Every time you let someone drive you to distraction, your self-esteem takes a beating. You feel so powerless and put upon, the very sight of an email from a certain person can get you muttering through gritted teeth, ‘What’s it going to be this time?’ You start to like yourself even less than the torrent of bad behaviour you’re convinced the other person will unleash. You’ve written the script in your head, so you both end up playing the same tiresome parts. It’s time to break the cycle. Here are some tips:
Keep an open mind
I once had a colleague who couldn’t seem to sign off on anything. Every time we reached an agreement, she would email me with one more quibble. Convinced that she didn’t respect me or our working relationship, I would fire off a huffy response that created distrust between us. We got back on track when I started walking down the hall to talk things through in person. Face to face, I could see her commitment to the results we both wanted.
Be proactive
What cranky people want, explains Fredricks, is what everyone wants’to be seen and heard. But they may lack the emotional intelligence to make their needs known without causing irritation. One woman I know, ‘Rachel,’ has a cousin with schizophrenia, ‘Sarah,’ who is frequently off her medication. Sarah’s demands for attention and insistence on getting her way have been pushing Rachel’s buttons since childhood. Thinking they were lifelong friends, Sarah would call Rachel constantly to vent about imaginary dramas. The harder Rachel tried to distance herself, the more persistent Sarah became, to the point that she was knocking at Rachel’s front door unannounced. At last Rachel realized that the way to keep Sarah in check was to give her small doses of total attention. She started taking Sarah out to lunch, always making it clear that she had an appointment afterwards. Now Sarah feels calmer and Rachel doesn’t shudder when the phone rings.

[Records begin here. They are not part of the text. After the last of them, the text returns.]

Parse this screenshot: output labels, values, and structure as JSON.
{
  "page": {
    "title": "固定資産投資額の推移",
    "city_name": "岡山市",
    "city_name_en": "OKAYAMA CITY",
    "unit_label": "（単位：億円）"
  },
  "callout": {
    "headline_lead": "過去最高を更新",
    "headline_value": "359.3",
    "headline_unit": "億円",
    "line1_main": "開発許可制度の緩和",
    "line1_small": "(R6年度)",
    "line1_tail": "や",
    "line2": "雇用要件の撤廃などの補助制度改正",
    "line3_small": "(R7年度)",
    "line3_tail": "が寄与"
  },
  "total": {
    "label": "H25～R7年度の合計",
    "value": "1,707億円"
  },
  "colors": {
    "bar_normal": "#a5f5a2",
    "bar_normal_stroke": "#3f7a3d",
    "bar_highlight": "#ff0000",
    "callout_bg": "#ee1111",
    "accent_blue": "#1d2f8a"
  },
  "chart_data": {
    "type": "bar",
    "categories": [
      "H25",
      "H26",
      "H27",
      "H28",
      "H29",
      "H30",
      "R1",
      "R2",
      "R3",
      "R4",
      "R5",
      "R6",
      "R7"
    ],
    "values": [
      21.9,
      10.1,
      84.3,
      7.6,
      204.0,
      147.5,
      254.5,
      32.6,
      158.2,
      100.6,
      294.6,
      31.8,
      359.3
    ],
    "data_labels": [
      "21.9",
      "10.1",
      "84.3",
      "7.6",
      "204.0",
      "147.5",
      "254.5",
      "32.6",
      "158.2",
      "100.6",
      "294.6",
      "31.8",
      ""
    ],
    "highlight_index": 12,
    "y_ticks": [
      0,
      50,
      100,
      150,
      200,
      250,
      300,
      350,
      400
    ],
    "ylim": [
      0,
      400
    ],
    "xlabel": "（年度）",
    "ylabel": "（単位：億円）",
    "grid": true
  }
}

Ask yourself, ‘What can I learn?’
Steve Jobs, the visionary co-founder of Apple, was notorious for berating employees over trifles and humiliating them in front of others. But many people on his team felt grateful to be the subject of his relentless creative quest’and honoured when they met his exacting standards. As one former colleague told Forbes, ‘There are two components to giving employees great feedback. It takes someone who has the taste to know when you did great or lousy, and it takes someone who’s blunt enough to tell you.’
Set boundaries
I used to love talking with my mother’except when she called me to fret about my sister. Every time, I felt pressured to take sides in a conflict that was none of my business. But if I tried to change the subject, my mother protested with a catch in her voice that pulled me into caretaker mode. I finally found the courage to say, ‘Mother, I love you both and feel caught in the middle when you raise this with me. It’s time for you to find a new sounding board, because I’m through playing that role.’ My mother got the message. Now that she’s no longer around, it’s the happy memories of our phone calls that are front and centre.